We live in an era of shortages. From water to income, there’s dearth of the things we need to make life livable — especially humor. Yes, we’re lucky to have writers like Dave Barry and Nick Hornby to get us through a week or two with a smile on our faces. But once we’ve exhausted the obvious, where do we look next? Are we headed into the next humor shortage?
Fortunately for readers, there’s lots of laughter to be found in places where one least expects it. Humor is not just a genre. It can be a part of any writer’s literary toolkit, and deployed as needed. It’s in the turn of the phrase as much as the pratfall or fart joke.
Probably the last place one might look for a great, funny, even hilarious piece of writing is a book on meditation. Unless you’re hiding under a rock, you’ve been told meditation is good for you, and “good for you” is generally the most effective laugh-killer on the planet. But, if you’re Dean Sluyter, and the book is Natural Meditation: A Guide to Effortless Meditative Practice, you know that laughter requires no practice.
Sluyter (pronounced “slighter”) offers readers solid advice for meditation in prose that’s often funny, and lessons that run toward the risqué. Here’s the only meditation guide where the author demonstrates the “hammock pose.” Sluyter soft-pedals his prose; he doesn’t overplay the humor, but lets it cross the road. Not too much of a surprise for the author of Why the Chicken Crossed the Road and Other Hidden Enlightenment Teachings.

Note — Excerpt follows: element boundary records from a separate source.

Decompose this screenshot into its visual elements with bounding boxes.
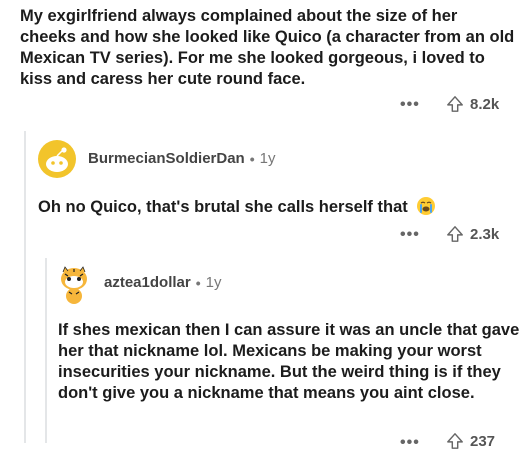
loudly-crying-face-icon <box>417 197 436 215</box>
upvote-arrow-icon <box>447 226 463 242</box>
comment1-header: BurmecianSoldierDan • 1y <box>88 150 275 167</box>
comment1-username[interactable]: BurmecianSoldierDan <box>88 150 245 167</box>
thread-line-level-2[interactable] <box>45 258 47 443</box>
avatar-burmeciansoldierdan[interactable] <box>38 140 76 178</box>
comment1-body-row: Oh no Quico, that's brutal she calls her… <box>38 196 436 218</box>
comment1-upvote-button[interactable]: 2.3k <box>446 225 499 243</box>
comment1-separator: • <box>249 150 255 167</box>
tiger-snoo-avatar-icon <box>61 266 87 304</box>
comment2-separator: • <box>195 274 201 291</box>
snoo-avatar-icon <box>38 140 76 178</box>
post-upvote-button[interactable]: 8.2k <box>446 95 499 113</box>
avatar-aztea1dollar[interactable] <box>55 264 93 304</box>
upvote-arrow-icon <box>447 96 463 112</box>
comment2-username[interactable]: aztea1dollar <box>104 274 191 291</box>
thread-line-level-1[interactable] <box>24 131 26 443</box>
comment2-header: aztea1dollar • 1y <box>104 274 221 291</box>
post-upvote-count: 8.2k <box>470 95 500 113</box>
comment1-more-button[interactable]: ••• <box>400 226 420 244</box>
comment2-more-button[interactable]: ••• <box>400 434 420 452</box>
comment2-upvote-button[interactable]: 237 <box>446 432 495 450</box>
comment2-body: If shes mexican then I can assure it was… <box>58 321 520 402</box>
comment2-age: 1y <box>205 274 222 291</box>
comment1-body: Oh no Quico, that's brutal she calls her… <box>38 198 408 216</box>
post-more-button[interactable]: ••• <box>400 96 420 114</box>
post-body: My exgirlfriend always complained about … <box>20 7 515 88</box>
comment1-upvote-count: 2.3k <box>470 225 500 243</box>
comment2-upvote-count: 237 <box>470 432 496 450</box>
upvote-arrow-icon <box>447 433 463 449</box>
comment1-age: 1y <box>259 150 276 167</box>
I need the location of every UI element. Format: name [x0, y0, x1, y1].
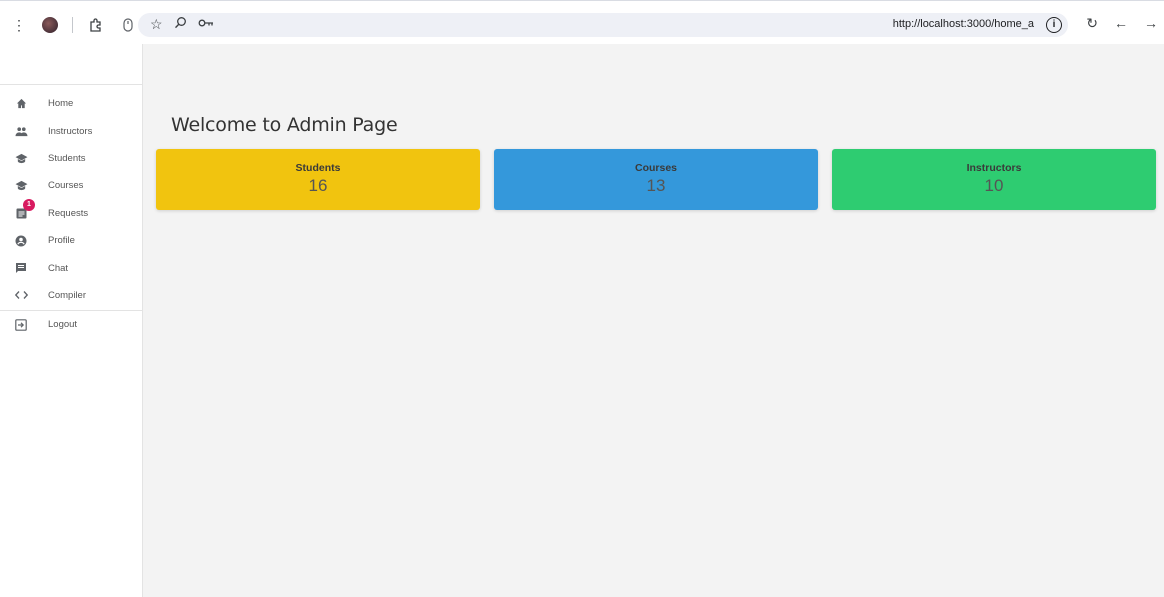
card-label: Courses	[634, 162, 677, 174]
sidebar-item-courses[interactable]: Courses	[0, 172, 142, 199]
card-value: 10	[984, 176, 1004, 195]
sidebar: Home Instructors Students Courses 1 Requ…	[0, 44, 143, 597]
sidebar-item-label: Logout	[48, 319, 78, 331]
assignment-icon: 1	[14, 199, 35, 220]
card-value: 16	[308, 176, 328, 195]
sidebar-header	[0, 44, 142, 85]
sidebar-item-compiler[interactable]: Compiler	[0, 282, 142, 309]
sidebar-item-home[interactable]: Home	[0, 90, 142, 117]
school-icon	[14, 179, 28, 193]
card-label: Instructors	[966, 162, 1022, 174]
nav-buttons: ↻ ← →	[1086, 15, 1158, 32]
requests-badge: 1	[23, 199, 35, 212]
sidebar-item-profile[interactable]: Profile	[0, 227, 142, 254]
toolbar-left-group: ⋮	[10, 15, 137, 35]
mouse-icon[interactable]	[119, 16, 137, 34]
profile-avatar[interactable]	[42, 17, 58, 33]
chat-icon	[14, 261, 28, 275]
address-bar[interactable]: ☆ http://localhost:3000/home_a i	[138, 13, 1068, 37]
main-content: Welcome to Admin Page Students 16 Course…	[143, 44, 1164, 597]
forward-icon[interactable]: →	[1144, 15, 1158, 32]
browser-toolbar: ⋮ ☆ http://localhost:3000/home_a i ↻ ← →	[0, 0, 1164, 44]
sidebar-nav: Home Instructors Students Courses 1 Requ…	[0, 85, 142, 339]
extensions-icon[interactable]	[87, 16, 105, 34]
students-card[interactable]: Students 16	[156, 149, 480, 210]
account-circle-icon	[14, 234, 28, 248]
sidebar-item-instructors[interactable]: Instructors	[0, 117, 142, 144]
password-key-icon[interactable]	[198, 16, 214, 32]
code-icon	[14, 288, 28, 302]
sidebar-item-label: Requests	[48, 207, 89, 219]
page-title: Welcome to Admin Page	[171, 114, 398, 136]
toolbar-separator	[72, 17, 73, 33]
card-value: 13	[646, 176, 666, 195]
sidebar-item-requests[interactable]: 1 Requests	[0, 199, 142, 227]
more-vert-icon[interactable]: ⋮	[10, 16, 28, 34]
sidebar-item-label: Chat	[48, 262, 69, 274]
school-icon	[14, 151, 28, 165]
people-icon	[14, 124, 28, 138]
sidebar-item-label: Profile	[48, 235, 75, 247]
bookmark-star-icon[interactable]: ☆	[150, 16, 163, 33]
card-label: Students	[295, 162, 341, 174]
zoom-icon[interactable]	[174, 16, 187, 32]
site-info-icon[interactable]: i	[1046, 17, 1062, 33]
sidebar-item-chat[interactable]: Chat	[0, 254, 142, 281]
courses-card[interactable]: Courses 13	[494, 149, 818, 210]
home-icon	[14, 97, 28, 111]
sidebar-item-logout[interactable]: Logout	[0, 311, 142, 338]
sidebar-item-label: Courses	[48, 180, 84, 192]
reload-icon[interactable]: ↻	[1086, 15, 1098, 32]
instructors-card[interactable]: Instructors 10	[832, 149, 1156, 210]
sidebar-item-students[interactable]: Students	[0, 145, 142, 172]
sidebar-item-label: Home	[48, 98, 74, 110]
back-icon[interactable]: ←	[1114, 15, 1128, 32]
sidebar-item-label: Compiler	[48, 289, 87, 301]
sidebar-item-label: Instructors	[48, 125, 93, 137]
sidebar-item-label: Students	[48, 152, 86, 164]
logout-icon	[14, 318, 28, 332]
url-text[interactable]: http://localhost:3000/home_a	[893, 18, 1034, 30]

Era-sweeping political memoir is generally the stuff of self-congratulatory puffery. “Import” is inversely proportional to laughter, but in the case of Frank: A Life in Politics from the Great Society to Same-Sex Marriage, humor is a big part of author’s arsenal. Author and former congressman Barney Frank is well-known for his wit, and it’s on full display here, even (perhaps especially) when he’s explicating the inner workings of the sausage machine.